Limitations of perturbative techniques in the analysis of rhythms and oscillations
Lin, Kevin K. and Wedgwood, Kyle C.A. and Coombes, Stephen and Young, Lai-Sang (2013) Limitations of perturbative techniques in the analysis of rhythms and oscillations. Journal of Mathematical Biology, 66 (1-2). pp. 139-161. ISSN 0303-6812
Perturbation theory is an important tool in the analysis of oscillators and their response to external stimuli. It is predicated on the assumption that the perturbations in question are “sufficiently weak”, an assumption that is not always valid when perturbative methods are applied.
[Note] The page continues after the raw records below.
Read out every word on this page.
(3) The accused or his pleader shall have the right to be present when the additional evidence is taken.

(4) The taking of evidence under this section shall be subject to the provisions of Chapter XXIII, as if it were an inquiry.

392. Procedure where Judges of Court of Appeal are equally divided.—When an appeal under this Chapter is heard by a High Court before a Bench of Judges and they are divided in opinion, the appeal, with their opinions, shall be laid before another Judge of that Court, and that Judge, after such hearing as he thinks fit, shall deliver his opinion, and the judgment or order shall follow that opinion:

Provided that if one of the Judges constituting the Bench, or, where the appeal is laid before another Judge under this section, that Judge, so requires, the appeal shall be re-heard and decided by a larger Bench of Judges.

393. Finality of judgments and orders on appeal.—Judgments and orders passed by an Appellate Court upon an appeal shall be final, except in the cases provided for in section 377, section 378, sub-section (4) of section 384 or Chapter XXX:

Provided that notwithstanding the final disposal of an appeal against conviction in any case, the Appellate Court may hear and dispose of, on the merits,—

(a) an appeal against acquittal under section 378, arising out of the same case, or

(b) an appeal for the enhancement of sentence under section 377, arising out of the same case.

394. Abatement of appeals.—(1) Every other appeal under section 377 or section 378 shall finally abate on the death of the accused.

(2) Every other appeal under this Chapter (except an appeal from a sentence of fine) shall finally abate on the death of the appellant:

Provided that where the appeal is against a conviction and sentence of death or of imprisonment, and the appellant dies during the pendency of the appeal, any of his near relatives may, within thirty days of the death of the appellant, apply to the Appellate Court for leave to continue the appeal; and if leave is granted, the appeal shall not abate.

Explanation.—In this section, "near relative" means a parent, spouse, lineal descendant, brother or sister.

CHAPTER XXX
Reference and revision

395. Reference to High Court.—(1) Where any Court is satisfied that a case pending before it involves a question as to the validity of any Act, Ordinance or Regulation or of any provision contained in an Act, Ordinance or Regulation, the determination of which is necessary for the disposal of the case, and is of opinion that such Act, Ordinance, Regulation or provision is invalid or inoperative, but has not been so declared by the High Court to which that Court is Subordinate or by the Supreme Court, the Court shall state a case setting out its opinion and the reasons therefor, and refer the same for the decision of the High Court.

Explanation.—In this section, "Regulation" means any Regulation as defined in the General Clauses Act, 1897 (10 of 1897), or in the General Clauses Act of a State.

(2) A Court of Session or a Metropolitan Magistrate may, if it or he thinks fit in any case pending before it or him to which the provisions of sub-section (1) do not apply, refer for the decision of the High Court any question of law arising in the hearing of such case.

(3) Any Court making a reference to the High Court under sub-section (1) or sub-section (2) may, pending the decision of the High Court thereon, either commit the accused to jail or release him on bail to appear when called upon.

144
In this paper, we identify a number of concrete dynamical scenarios in which a standard perturbative technique, based on the infinitesimal phase response curve (PRC), is shown to give different predictions than the full model. Shear-induced chaos, i.e., chaotic behavior that results from the amplification of small perturbations by underlying shear, is missed entirely by the PRC. We show also that the presence of “sticky” phase–space structures tend to cause perturbative techniques to overestimate the frequencies and regularity of the oscillations. The phenomena we describe can all be observed in a simple 2D neuron model, which we choose for illustration as the PRC is widely used in mathematical neuroscience.